In Authenticating Whiteness: Karens, Selfies, and Pop
Stars, Rachel E. Dubrofsky explores the idea that popular
media implicitly portrays whiteness as credible, trustworthy,
familiar, and honest, and that this portrayal is normalized and
ubiquitous. Whether on television, film, social media, or in the
news, white people are constructed as believable and unrehearsed, from the way they talk to how they look and act. Dubrofsky argues that this way of making white people appear authentic is a strategy of whiteness, requiring attentiveness to the context of white
supremacy in which the presentations unfold.
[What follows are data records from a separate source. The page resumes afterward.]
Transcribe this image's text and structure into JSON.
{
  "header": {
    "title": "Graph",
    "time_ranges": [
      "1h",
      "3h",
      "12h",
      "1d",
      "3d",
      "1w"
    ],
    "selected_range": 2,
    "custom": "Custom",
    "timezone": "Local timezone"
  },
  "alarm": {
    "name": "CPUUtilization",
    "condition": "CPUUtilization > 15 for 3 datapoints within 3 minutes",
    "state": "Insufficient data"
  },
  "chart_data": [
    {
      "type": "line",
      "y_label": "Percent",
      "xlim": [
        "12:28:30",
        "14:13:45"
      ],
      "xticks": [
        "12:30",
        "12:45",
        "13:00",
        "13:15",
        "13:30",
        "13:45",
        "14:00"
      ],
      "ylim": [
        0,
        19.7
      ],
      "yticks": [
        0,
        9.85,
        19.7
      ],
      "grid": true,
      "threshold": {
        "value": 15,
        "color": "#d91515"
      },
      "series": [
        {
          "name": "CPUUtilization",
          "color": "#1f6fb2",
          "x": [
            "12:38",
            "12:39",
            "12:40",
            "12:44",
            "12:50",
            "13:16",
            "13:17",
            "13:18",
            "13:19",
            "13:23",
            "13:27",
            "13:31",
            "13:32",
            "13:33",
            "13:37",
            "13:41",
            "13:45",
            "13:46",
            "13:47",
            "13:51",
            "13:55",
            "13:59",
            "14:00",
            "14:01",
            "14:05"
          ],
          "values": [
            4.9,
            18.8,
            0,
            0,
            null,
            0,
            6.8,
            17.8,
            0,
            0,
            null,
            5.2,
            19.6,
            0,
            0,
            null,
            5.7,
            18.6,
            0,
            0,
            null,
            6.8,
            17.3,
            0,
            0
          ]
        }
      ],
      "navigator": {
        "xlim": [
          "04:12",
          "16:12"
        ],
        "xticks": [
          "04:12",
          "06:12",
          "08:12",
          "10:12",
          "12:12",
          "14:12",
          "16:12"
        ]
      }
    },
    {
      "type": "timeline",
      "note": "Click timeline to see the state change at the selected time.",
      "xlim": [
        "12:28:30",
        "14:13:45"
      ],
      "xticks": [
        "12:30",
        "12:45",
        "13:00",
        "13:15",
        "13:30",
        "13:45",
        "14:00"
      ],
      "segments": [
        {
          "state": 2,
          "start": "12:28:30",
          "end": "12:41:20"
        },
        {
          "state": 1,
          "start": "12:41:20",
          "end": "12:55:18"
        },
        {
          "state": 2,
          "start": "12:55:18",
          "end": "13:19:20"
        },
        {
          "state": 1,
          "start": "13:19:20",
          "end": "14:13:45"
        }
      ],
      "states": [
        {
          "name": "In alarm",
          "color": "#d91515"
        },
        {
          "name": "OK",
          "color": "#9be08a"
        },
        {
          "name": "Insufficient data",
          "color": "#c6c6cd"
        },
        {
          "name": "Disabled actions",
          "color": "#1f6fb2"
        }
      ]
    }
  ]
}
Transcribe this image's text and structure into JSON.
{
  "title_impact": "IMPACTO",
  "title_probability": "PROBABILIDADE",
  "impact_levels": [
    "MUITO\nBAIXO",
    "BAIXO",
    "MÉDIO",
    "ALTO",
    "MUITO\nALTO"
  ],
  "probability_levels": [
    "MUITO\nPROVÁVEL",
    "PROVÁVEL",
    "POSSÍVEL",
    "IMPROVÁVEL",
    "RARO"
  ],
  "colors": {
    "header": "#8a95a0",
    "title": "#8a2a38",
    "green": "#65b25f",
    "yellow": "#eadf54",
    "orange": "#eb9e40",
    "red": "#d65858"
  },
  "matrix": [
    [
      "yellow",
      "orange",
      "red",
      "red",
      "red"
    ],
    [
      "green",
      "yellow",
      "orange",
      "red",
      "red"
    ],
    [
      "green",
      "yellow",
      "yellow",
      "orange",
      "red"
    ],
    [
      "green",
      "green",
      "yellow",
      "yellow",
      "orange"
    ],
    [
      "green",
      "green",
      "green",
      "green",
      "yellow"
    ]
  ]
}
The volume details how ideas about what is natural, good, and wholesome are reified in
media, showing how these values are implicitly racialized.
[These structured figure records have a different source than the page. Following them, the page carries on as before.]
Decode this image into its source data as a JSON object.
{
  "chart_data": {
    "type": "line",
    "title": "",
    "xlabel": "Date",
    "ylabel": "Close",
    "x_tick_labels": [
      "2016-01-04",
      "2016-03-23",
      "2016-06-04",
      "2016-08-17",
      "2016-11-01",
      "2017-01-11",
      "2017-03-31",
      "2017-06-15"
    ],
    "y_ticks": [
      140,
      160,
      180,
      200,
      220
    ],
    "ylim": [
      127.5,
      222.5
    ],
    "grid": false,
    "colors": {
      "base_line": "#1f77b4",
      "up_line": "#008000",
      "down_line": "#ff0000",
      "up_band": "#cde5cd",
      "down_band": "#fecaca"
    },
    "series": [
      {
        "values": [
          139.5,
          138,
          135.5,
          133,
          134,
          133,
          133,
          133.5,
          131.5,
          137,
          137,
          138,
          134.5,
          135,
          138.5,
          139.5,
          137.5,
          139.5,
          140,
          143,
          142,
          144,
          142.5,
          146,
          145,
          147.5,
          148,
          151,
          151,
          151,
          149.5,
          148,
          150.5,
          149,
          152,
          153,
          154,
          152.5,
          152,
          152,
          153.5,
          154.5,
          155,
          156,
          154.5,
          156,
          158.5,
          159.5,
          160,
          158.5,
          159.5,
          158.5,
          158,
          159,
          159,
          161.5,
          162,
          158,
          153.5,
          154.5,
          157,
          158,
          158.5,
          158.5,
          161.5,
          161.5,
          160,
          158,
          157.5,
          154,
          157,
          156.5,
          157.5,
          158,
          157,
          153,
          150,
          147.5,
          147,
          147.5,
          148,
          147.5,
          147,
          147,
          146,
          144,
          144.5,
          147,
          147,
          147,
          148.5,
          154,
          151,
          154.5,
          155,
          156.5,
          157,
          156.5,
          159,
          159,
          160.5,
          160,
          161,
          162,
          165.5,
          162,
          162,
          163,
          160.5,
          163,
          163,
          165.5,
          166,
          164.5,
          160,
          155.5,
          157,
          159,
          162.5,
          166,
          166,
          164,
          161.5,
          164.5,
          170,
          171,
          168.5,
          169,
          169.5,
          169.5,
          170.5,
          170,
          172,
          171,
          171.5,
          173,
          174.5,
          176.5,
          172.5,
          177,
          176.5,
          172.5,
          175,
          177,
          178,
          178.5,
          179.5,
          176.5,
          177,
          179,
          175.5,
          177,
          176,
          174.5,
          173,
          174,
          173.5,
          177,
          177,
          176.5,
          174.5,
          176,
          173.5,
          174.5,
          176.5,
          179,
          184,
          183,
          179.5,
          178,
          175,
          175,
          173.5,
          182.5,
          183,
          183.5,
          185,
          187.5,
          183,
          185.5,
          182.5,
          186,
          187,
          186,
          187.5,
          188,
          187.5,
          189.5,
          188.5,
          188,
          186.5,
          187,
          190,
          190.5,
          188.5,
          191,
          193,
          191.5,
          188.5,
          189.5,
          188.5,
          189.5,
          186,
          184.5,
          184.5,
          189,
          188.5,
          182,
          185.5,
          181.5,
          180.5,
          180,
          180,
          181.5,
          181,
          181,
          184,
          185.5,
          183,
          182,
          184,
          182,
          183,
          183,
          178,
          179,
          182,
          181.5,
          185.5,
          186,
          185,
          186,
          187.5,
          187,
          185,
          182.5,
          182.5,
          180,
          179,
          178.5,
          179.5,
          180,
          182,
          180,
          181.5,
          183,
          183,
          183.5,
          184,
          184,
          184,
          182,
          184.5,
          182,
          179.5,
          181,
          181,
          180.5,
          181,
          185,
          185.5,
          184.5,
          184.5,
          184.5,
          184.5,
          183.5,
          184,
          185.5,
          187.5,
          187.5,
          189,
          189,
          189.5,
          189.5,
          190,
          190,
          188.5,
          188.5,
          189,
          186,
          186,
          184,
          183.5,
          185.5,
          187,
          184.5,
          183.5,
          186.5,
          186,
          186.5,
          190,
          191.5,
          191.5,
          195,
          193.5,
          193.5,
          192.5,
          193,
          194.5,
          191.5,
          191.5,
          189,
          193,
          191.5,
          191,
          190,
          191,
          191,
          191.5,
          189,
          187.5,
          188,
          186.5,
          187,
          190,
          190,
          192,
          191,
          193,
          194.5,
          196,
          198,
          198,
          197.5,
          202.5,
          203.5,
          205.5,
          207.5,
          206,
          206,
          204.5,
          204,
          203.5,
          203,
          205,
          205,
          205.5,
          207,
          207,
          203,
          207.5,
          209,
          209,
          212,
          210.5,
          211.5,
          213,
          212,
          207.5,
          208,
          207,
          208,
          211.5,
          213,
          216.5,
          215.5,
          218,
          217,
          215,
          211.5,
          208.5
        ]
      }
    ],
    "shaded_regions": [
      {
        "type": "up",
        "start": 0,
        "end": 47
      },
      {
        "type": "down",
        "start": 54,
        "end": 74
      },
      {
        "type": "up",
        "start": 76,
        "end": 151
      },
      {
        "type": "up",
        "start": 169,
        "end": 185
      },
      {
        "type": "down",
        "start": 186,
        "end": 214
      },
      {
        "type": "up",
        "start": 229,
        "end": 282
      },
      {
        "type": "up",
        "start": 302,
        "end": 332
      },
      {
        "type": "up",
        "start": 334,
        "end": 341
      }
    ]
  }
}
Additionally, the project details how white women are presented as particularly authentic when they seem to lose agency by expressing affect through emotional and bodily displays. The chapters examine a range of popular media-newspaper articles about Donald J. Trump, a selfie taken at Auschwitz, music videos by Miley Cyrus, the
television series UnREAL , the infamous video of Amy Cooper calling the police on an innocent Black man, and the documentary
Miss Americana -pinpointing patterns that cut across media to explore the implications for the larger culture in which they
exist. At its heart, the book asks: Who gets to be authentic? And what are the implications?